While explaining his vision of the perfect city to his student, Glaucon, and a variety of interested Athenians, Socrates states, “This is the sort of medicine, and this is the sort of law, which you sanction in your State. They will minister to better natures, giving health both of soul and of body; but those who are diseased in their bodies they will leave to die, and the corrupt and incurable souls they will put an end to themselves” (Book III: 409e-410a).

Through Socrates, Plato explains that people in this ideal society will only suffer from one curable sickness. Those who are chronically ill will not receive medical treatment and will thus be allowed to die, while those who suffer from mental illness (“corrupt and incurable souls”) will similarly be denied treatment and, in Socrates’ opinion, will kill themselves or simply die off.

Plato believes that those who suffer from chronic diseases should be allowed to die off, as he states that those who suffer from chronic illness are not able to provide for the city as much as their healthy counterparts. Similarly, based on the ancient Hellenistic understanding of mental illness, Plato believes that those who suffer from a mental illness are being affected by some sort of supernatural spirit or a somehow corrupted soul. Therefore, these people are equally hindered in their ability to provide for the ideal city.

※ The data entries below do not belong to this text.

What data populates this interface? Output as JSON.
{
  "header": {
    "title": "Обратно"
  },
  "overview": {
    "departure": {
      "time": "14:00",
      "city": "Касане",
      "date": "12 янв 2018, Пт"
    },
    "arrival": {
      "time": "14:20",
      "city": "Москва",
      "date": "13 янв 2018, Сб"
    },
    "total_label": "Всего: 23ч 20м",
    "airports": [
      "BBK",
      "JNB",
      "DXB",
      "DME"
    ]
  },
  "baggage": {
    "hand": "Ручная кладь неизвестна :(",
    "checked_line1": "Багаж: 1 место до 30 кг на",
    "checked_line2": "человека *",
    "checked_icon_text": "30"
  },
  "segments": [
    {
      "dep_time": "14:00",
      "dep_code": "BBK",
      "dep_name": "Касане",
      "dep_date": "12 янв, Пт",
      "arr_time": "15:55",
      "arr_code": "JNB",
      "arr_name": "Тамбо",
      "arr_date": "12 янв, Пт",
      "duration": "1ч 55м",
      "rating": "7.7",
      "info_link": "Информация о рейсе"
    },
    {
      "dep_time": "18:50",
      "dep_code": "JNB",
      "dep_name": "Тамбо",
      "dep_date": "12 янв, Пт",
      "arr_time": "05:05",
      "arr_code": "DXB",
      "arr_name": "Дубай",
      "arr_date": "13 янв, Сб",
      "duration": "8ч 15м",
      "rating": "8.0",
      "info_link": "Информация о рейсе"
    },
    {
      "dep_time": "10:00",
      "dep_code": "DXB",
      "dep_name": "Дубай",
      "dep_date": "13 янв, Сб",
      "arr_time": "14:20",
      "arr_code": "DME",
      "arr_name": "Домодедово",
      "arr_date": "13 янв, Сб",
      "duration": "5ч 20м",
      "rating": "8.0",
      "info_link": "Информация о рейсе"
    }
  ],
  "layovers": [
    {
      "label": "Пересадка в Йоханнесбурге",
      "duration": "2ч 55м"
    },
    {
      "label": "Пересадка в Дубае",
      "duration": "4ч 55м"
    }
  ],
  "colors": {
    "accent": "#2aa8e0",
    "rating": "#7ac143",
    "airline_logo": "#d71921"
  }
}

For Plato’s ideal society to be perfect, everyone must be running at 100% efficiency. Everyone has one job (which the state assigns them), must believe the lies that the state tells them, and they cannot be too strong nor too artsy and intellectual.

(I don’t think Plato noticed that his fascism was showing during this speech! How embarrassing!)

This society is an untenable absolutist nightmare. It is offensive, smothers individuality and free will, and calls for the death of entire groups of people”.